Richard Lifton, Yale University School of Medicine and co-chair of the NIH’s ACD Precision Medicine Initiative Working Group, provided a glimpse of the working group’s activities. Lifton began by highlighting the lack of biomarkers for diseases such as Alzheimer’s disease, diabetes, and inflammatory diseases. As a consequence, current medical practice requires waiting until people actually develop a disease before intervening and hoping to prevent further progression of the disease. This is one of the opportunities in a national cohort study: to identify new biomarkers with the expectation of being able to identify patients and with a better understanding of the causation and pathways of the disease to intervene earlier.

The idea is to develop a national research cohort of about a million individuals, said Lifton, noting that there is a set of new technologies available today that were not available ten years ago. The advent of electronic health records adds a relatively automatic way to capture the totality of health care exposure and involvement over long periods of time.

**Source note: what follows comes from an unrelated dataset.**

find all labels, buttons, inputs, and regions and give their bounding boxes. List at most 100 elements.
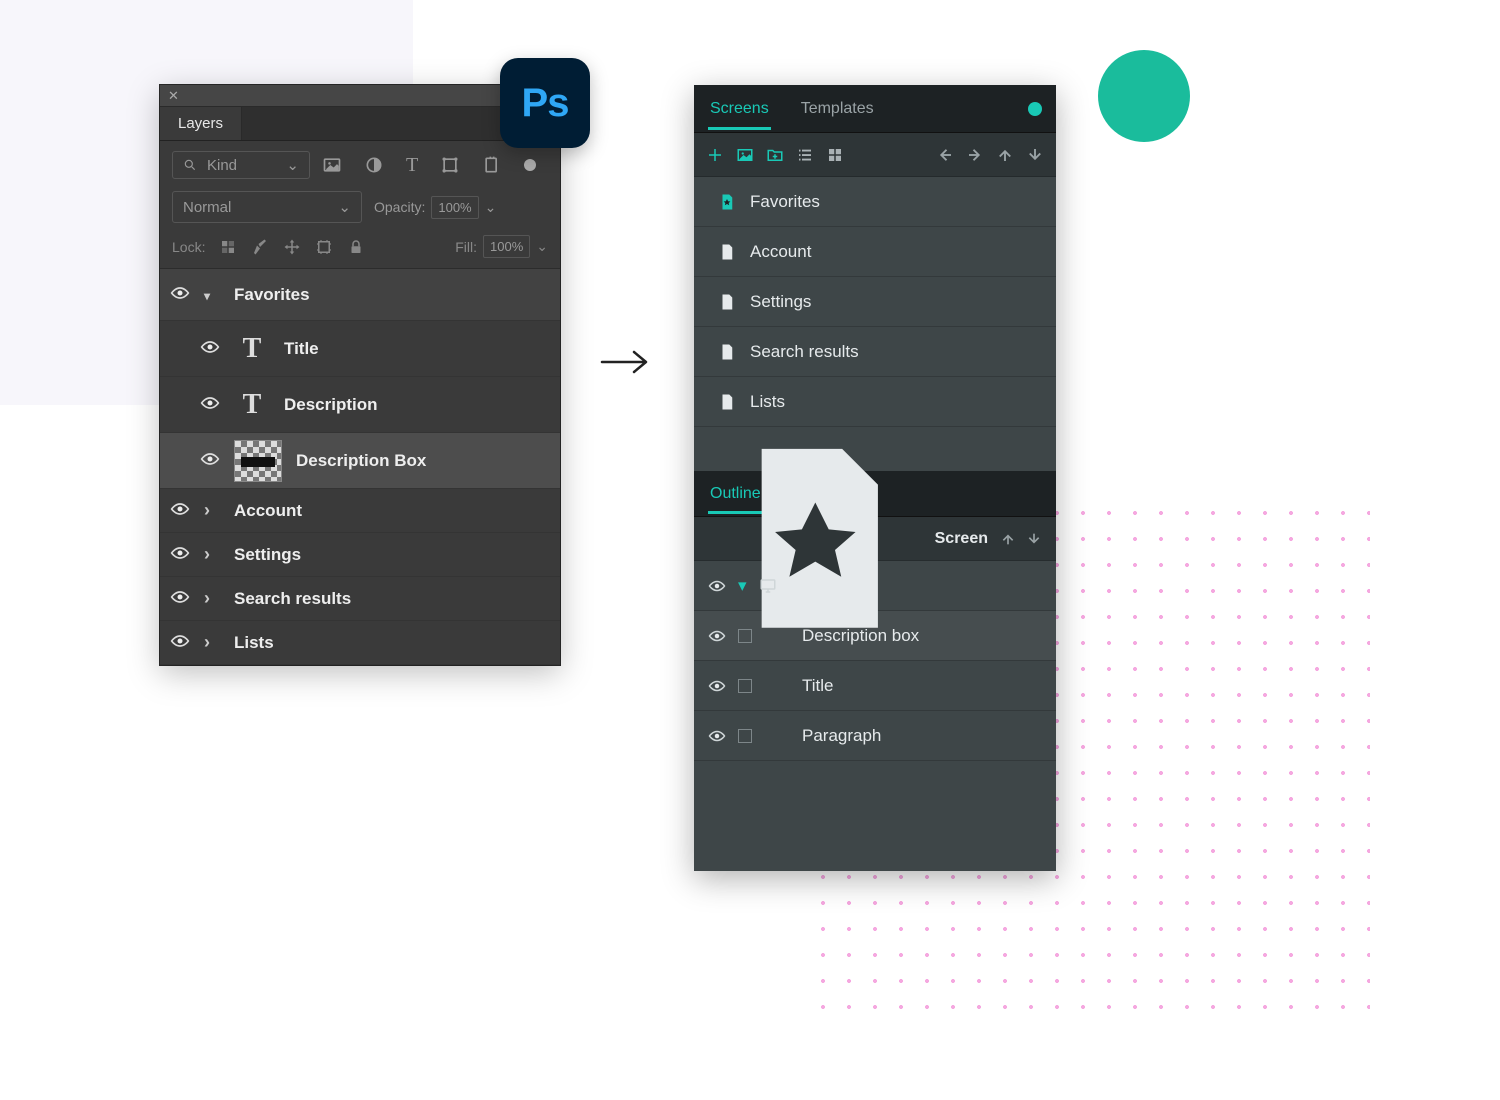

Lifton noted that a million person cohort study offers spectacular opportunities, but there are also challenges associated with creating such a cohort, including answering questions like who should be included and how early to start– which dictates how long one is willing to wait. Other questions to consider: Should the pediatric population be included given that we know that adult diseases begin early in life? How do we ensure sufficient representation of the broad swath of the population so that the study allows for measuring the variation across the population, not only by ethnicity but also geographically?

The “how” is also important, said Lifton. Questions that need answering include: Should we start with existing cohorts that were ascertained in the pre-electronic medical record era versus starting anew with a closed system such as the Veteran’s Administration (VA) health system? What to measure in everybody versus what to measure only in a fraction of people? In addition to a longitudinal cohort, should the cohort ascertain some people with incident disease, in hopes of learning something more quickly? There are also questions regarding privacy and how to make the data available to wide body of researchers.

Lifton explained that the process for assembling the national research cohort includes bringing together groups of experts. He reported that the working group has convened a series of meetings that have examined such issues as cohort design, what to measure, how to capture electronic health records (EHRs), and how to make sure that the EHR data is actually usable for the kinds of research that we want. EHRs were built for ensuring billing compliance and not built as a health record, per se, Lifton explained. The goal is for the working group to report out to the NIH ACD in September.

Todd Golub, MIT and Harvard University and chair of National Cancer Institute’s Board of Scientific Advisors, noted that with regards to cancer precision medicine, the emphasis is on optimizing treatment. He cited three significant barriers to the cancer precision medicine vision:

(1)    The need to learn from the world’s clinical medicine experiences by aggregating the data across many patients to make the connections. Currently, there is no mechanism to do that, Golub explained. It will require building the infrastructure and working on the culture of sharing patients’ information that respects the patient privacy.

(2)   The need to discover all of the cancer dependencies and relate them to the genome. Tumors have vulnerabilities related to the cancer genome; we need to know what those are. There is a need to create a complete dependency map which would allow doctors to infer therapeutic approaches.

(3)   The need for a healthy drug discovery drug delivery ecosystem, a therapeutic match of needs and drugs.

Golub concluded that he was optimistic and that we clearly should not wait until all these problems are solved before moving forward.